David Galula : le stratège militaire de la contre-insurrection

Nul n’est prophète en son pays : l’histoire de David Galula le confirme. Officier tombé dans l’oubli en France, il est étudié dans les académies militaires américaines et ses théories sont appliquées par les GI en Irak et en Afghanistan.

David Galula est né en 1919 à Sfax en Tunisie. Il obtient son baccalauréat à Casablanca. Il entre à l’académie militaire Saint-Cyr en France, en 1939. Mais comme l’ensemble de sa promotion, il est projeté dans la guerre au bout de quelques mois. Rappelé à Aix-en-Provence après l’Armistice de juin 1940 pour y achever sa formation, il est radié des cadres en 1941, victime des premières lois contre les Juifs. Il rejoint alors l’Afrique du Nord et reprend du service en 1943. Il est blessé lors des combats de l’Île d’Elbe. Il participe à la libération de la France et à la campagne d’Allemagne.

Entre 1945 et la fin des années 50, Galula a l’occasion de vivre quatre expériences de guerres révolutionnaires et de contre-insurrection.

En 1945, il est envoyé pour la première fois en Asie, au sein des premiers éléments chargés de rétablir la présence de la France dans cette région du monde. Il y passera près de 10 ans. Affecté à la section de liaison française d’Extrême-Orient, il fait partie des quelques officiers présents en Mandchourie où il observe le développement de l’insurrection maoïste.

Il n’interrompt son séjour en Asie que pour participer brièvement à la mission des Nations Unies chargée d’observer la guerre civile qui ravage alors la Grèce (1949-1950) où il est témoin de l’échec du mouvement révolutionnaire communiste et de la victoire des forces contre-insurrectionnelles.

De 1952 à 1956, Galula est affecté à l’ambassade de France à Pékin et Hong Kong comme attaché militaire. Il assiste à la victoire du Parti Communiste Chinois et analyse les méthodes du régime de Mao pour asseoir son emprise sur la population.

Il étudie également la guerre d’Indochine, sans y prendre part.

En Algérie de 1956 à 1958, le capitaine Galula commande la 3e compagnie du 45e Bataillon d’Infanterie Coloniale. Il se participe avec succès de la pacification. Il applique en Kabylie les méthodes de contre-insurrection qu’il a tirées de ses observations antérieures. Ses résultats sont remarqués. Son avancement, jusque-là assez lent, s’accélère brusquement.

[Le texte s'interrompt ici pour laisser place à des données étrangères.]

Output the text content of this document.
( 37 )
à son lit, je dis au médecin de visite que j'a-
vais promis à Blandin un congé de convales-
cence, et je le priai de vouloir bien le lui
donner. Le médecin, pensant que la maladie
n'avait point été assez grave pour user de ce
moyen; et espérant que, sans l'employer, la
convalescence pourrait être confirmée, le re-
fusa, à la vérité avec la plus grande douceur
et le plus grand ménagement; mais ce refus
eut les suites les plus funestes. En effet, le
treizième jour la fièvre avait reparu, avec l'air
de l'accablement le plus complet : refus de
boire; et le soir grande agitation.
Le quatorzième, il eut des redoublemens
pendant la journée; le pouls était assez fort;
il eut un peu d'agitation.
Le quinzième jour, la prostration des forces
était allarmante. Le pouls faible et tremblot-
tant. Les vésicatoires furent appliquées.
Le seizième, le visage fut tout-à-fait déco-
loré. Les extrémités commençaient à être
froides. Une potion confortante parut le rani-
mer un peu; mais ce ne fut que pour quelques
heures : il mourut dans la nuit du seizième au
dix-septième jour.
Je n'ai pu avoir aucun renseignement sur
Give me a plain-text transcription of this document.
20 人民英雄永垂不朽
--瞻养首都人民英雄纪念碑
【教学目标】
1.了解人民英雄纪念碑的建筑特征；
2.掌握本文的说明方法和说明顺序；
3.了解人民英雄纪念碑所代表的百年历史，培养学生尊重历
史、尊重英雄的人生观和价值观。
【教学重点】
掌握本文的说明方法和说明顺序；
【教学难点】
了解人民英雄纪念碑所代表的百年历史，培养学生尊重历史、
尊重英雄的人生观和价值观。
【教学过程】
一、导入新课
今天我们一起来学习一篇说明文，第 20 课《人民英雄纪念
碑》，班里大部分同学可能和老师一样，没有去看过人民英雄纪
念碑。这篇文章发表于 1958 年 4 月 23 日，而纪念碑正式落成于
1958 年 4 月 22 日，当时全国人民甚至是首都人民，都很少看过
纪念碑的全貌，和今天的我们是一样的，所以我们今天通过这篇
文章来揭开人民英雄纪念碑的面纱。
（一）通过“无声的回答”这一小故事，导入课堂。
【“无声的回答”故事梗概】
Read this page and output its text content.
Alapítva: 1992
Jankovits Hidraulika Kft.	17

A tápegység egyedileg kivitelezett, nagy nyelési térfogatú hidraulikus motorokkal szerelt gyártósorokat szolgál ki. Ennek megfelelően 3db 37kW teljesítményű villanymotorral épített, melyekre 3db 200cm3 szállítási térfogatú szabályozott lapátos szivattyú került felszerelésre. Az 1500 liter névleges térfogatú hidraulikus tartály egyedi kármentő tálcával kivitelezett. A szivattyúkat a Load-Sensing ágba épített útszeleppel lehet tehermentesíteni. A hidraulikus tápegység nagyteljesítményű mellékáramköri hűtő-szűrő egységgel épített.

Il est sollicité pour une série de conférences à l’étranger et est affecté à l’état major de la Défense nationale.

La renommée de Galula en France reste cependant assez confidentielle. En 1962, il démissionne de son grade de lieutenant-colonel et demande sa mise en disponibilité. Il s’installe aux États-Unis où il obtient un poste d’associé de recherche au Center for International Affairs de l’université Harvard. En qualité de professeur associé, Galula rédige deux livres : "Pacification en Algérie" en 1963 et surtout, en 1964, "Contre-insurrection : théorie et pratique". Ses écrits basés sur son expérience en Indochine, en Grèce et en Algérie, analysent les paramètres favorables et défavorables d’une guerre révolutionnaire du point de vue des forces loyalistes ou révolutionnaires. Galula se livre à une étude pointue des objectifs et procédés des mouvements insurrectionnels mais aussi théorise les méthodes de contre-insurrection. Sa propre expérience lui confère une connaissance affinée du processus de soulèvement et il en dévoile certaines failles que l’on retrouve dans tous les exemples de guerre révolutionnaire.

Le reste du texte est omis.